It doesn’t occur to Moore that the problem is two-fold – government’s inability to run any large program efficiently as well as the fact that because of it’s inefficiency, we can’t afford his solution. Not to mention that my health care isn’t any of the government’s business. Then, of course, in Moore’s case, there’s the fact that he was snookered by CastroCare.
But it all comes down to a fairly basic problem. Most on the left, Moore included, really don’t understand how an economy works, where money actually comes from and how markets make wealth possible. Apparently they actually believe that the government “has money” or it falls from the sky or whatever. Then there is this innate belief that big government is the solution to all our ills, despite the fact that they can’t point to a single example of where that is true and won’t acknowledge the fact that many of the problems we face today are a product of big government.

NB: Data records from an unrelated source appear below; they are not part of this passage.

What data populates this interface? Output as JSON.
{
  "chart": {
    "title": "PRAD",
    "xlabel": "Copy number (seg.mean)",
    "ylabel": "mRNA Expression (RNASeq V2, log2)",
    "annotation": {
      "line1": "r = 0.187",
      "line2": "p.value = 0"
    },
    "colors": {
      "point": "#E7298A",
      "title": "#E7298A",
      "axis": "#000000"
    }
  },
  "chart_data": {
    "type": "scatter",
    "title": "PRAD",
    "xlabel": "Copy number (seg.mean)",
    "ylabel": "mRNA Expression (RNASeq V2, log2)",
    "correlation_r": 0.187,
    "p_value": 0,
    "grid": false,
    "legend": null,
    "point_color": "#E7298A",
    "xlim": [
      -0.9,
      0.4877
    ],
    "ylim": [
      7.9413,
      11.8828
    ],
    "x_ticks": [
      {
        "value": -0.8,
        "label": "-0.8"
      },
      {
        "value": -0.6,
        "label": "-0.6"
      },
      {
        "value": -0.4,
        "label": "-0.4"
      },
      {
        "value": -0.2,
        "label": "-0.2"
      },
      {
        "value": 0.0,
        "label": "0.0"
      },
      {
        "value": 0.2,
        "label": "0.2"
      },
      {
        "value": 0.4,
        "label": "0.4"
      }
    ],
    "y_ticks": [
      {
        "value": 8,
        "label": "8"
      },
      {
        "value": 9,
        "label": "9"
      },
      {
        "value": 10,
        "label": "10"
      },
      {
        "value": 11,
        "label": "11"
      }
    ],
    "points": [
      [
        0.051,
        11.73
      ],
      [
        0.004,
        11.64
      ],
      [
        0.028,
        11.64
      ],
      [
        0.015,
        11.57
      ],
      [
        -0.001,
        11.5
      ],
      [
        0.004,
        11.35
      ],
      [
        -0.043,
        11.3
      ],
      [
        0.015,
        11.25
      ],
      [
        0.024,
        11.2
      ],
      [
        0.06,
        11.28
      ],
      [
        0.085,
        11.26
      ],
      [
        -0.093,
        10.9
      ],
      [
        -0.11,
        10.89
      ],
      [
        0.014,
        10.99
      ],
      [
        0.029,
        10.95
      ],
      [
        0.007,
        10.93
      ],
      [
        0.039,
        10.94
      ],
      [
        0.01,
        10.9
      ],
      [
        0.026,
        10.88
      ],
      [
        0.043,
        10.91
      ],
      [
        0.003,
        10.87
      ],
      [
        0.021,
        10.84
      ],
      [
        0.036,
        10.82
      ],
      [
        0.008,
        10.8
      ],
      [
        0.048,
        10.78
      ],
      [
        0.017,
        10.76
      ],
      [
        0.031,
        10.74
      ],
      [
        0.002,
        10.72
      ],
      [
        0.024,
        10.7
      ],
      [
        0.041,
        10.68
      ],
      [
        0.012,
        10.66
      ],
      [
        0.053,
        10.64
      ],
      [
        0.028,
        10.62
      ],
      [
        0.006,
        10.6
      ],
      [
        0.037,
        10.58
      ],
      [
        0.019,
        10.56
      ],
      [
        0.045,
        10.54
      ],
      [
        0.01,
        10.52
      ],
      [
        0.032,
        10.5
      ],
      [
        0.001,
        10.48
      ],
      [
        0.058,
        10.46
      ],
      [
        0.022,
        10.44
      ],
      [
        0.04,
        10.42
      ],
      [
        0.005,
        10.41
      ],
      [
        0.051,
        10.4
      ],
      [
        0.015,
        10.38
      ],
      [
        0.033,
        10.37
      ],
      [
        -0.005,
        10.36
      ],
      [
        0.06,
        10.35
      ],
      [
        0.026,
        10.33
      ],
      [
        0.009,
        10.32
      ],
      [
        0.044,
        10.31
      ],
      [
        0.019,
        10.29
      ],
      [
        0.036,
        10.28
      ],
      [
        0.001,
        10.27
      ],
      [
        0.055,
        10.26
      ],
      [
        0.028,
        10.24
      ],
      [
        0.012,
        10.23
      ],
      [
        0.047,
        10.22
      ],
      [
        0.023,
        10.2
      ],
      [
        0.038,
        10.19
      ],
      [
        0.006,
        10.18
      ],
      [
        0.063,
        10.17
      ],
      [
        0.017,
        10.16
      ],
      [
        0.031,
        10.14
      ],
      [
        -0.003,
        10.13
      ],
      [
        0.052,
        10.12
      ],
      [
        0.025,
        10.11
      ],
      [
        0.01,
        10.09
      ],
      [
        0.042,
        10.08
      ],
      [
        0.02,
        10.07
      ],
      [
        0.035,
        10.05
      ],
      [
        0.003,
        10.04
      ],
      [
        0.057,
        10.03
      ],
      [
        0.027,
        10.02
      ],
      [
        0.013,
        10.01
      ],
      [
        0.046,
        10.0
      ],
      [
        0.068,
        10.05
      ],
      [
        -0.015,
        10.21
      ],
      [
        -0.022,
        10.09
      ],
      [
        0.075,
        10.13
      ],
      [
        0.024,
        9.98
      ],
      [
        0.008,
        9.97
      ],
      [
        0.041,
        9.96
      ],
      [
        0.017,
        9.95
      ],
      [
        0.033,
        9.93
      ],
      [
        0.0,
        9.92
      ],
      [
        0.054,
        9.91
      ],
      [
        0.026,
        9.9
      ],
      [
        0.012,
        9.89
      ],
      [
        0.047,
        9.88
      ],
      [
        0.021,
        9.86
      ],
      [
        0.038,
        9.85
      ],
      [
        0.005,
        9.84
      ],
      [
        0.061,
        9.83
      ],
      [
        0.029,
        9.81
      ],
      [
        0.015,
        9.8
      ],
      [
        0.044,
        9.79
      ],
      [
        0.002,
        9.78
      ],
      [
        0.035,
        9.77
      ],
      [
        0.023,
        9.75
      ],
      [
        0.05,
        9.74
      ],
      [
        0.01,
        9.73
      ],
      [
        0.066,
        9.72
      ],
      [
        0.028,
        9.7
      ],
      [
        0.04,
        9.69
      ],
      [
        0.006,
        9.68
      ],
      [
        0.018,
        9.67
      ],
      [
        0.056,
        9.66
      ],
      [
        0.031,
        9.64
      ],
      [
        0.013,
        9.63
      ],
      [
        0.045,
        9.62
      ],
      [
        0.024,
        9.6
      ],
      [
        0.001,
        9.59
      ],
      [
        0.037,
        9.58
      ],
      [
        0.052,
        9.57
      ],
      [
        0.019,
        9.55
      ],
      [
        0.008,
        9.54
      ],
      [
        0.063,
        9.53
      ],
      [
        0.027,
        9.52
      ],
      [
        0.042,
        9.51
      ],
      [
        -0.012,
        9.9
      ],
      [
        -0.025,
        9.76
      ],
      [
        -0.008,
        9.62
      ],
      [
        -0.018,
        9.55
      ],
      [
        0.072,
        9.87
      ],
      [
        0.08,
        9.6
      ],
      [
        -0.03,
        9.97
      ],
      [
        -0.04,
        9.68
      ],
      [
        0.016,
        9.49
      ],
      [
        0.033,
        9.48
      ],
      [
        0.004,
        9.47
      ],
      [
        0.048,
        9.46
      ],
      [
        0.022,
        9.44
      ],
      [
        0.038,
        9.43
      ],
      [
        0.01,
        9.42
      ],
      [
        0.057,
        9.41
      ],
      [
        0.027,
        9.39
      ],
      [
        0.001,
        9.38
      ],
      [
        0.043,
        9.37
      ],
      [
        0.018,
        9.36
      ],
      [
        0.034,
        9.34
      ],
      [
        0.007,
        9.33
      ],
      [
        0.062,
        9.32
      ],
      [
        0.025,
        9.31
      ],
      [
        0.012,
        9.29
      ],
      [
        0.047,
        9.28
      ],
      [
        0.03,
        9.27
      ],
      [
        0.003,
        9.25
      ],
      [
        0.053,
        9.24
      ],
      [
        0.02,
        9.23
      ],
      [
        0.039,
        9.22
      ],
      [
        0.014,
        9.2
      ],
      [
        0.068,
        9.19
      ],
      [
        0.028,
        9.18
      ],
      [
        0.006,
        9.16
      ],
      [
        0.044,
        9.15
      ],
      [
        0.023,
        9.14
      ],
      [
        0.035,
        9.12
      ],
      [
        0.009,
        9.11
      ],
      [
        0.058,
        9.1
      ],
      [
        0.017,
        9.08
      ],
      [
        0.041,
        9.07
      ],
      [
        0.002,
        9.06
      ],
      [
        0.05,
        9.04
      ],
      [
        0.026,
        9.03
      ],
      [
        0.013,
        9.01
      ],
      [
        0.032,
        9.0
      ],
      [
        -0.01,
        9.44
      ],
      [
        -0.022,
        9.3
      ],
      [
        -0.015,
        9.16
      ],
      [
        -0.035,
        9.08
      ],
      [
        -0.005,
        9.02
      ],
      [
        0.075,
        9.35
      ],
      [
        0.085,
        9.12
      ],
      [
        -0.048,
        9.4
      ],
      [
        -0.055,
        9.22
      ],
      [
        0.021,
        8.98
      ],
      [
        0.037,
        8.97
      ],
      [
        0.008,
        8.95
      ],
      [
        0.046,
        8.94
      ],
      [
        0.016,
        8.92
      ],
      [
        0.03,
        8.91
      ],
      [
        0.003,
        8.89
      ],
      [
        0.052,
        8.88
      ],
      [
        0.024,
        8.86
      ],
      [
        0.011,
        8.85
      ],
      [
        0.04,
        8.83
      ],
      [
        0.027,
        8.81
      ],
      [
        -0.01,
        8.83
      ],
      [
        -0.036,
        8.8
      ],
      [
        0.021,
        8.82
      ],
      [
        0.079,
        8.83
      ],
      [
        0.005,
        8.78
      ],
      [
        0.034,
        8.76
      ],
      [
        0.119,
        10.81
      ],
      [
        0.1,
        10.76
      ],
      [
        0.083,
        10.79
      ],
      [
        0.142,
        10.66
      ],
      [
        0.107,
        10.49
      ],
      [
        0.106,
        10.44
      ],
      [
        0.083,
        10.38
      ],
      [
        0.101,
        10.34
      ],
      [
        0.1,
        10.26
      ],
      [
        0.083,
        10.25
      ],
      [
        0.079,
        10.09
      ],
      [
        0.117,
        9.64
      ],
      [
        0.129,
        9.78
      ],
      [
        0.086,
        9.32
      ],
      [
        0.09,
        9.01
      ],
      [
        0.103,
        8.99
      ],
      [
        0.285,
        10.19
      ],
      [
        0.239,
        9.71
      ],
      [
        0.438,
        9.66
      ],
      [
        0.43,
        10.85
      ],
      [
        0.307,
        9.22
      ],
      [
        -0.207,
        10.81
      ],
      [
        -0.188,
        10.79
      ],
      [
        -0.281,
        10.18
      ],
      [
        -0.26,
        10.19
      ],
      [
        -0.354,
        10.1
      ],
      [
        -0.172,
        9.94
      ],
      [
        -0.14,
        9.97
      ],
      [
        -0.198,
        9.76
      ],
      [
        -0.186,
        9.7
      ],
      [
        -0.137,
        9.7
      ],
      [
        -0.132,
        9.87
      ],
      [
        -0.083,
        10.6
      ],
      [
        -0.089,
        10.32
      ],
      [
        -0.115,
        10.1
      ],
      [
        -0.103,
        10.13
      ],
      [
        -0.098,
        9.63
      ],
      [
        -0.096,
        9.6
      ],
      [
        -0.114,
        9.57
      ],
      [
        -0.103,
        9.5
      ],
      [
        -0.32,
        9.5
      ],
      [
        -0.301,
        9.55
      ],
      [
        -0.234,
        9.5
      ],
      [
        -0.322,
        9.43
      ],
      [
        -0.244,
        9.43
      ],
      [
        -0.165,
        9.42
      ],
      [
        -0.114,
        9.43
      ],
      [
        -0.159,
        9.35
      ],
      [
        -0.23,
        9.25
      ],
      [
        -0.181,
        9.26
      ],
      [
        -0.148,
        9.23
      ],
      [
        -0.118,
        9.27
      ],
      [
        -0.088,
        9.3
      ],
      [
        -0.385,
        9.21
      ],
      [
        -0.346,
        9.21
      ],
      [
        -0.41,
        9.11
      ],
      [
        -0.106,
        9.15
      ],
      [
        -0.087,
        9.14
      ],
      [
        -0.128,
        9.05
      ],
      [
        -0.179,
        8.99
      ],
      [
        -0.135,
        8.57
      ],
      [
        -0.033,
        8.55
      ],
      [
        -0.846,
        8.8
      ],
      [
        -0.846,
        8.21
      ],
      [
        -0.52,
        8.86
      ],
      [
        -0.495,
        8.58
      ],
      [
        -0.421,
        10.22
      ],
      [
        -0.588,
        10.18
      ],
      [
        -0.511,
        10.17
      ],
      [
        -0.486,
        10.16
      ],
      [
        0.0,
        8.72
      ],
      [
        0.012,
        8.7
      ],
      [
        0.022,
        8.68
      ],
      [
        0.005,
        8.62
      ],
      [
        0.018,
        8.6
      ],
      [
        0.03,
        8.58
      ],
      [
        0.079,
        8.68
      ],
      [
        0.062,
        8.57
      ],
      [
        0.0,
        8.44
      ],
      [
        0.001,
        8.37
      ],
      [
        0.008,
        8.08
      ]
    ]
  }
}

When you don’t understand how wealth is produced or how money is earned, you have a tendency to believe in underpants gnomes. The second part of the process is always an unknown or a mystery, but you’re sure that the result will be a positive. So you tend to believe in the fantasy of big government being both efficient and beneficial.
Be clear, I’m not saying that all government is bad or that there aren’t certain parts that are beneficial. There are very limited aspects of government that I think are both necessary and beneficial. But what we have today – this inefficient monstrosity that is in every area of our life run by an ossified bureaucracy more interested in its survival than serving the public and politicians who aid and abet that bureaucracy – is not at all necessary or beneficial.
Yet the Michael Moore’s of the world seem to think that the way you clean up a big government mess is by making government bigger. Apparently in the underpants gnome world of liberals, there’s a point where big government, if expanded enough, suddenly becomes efficient.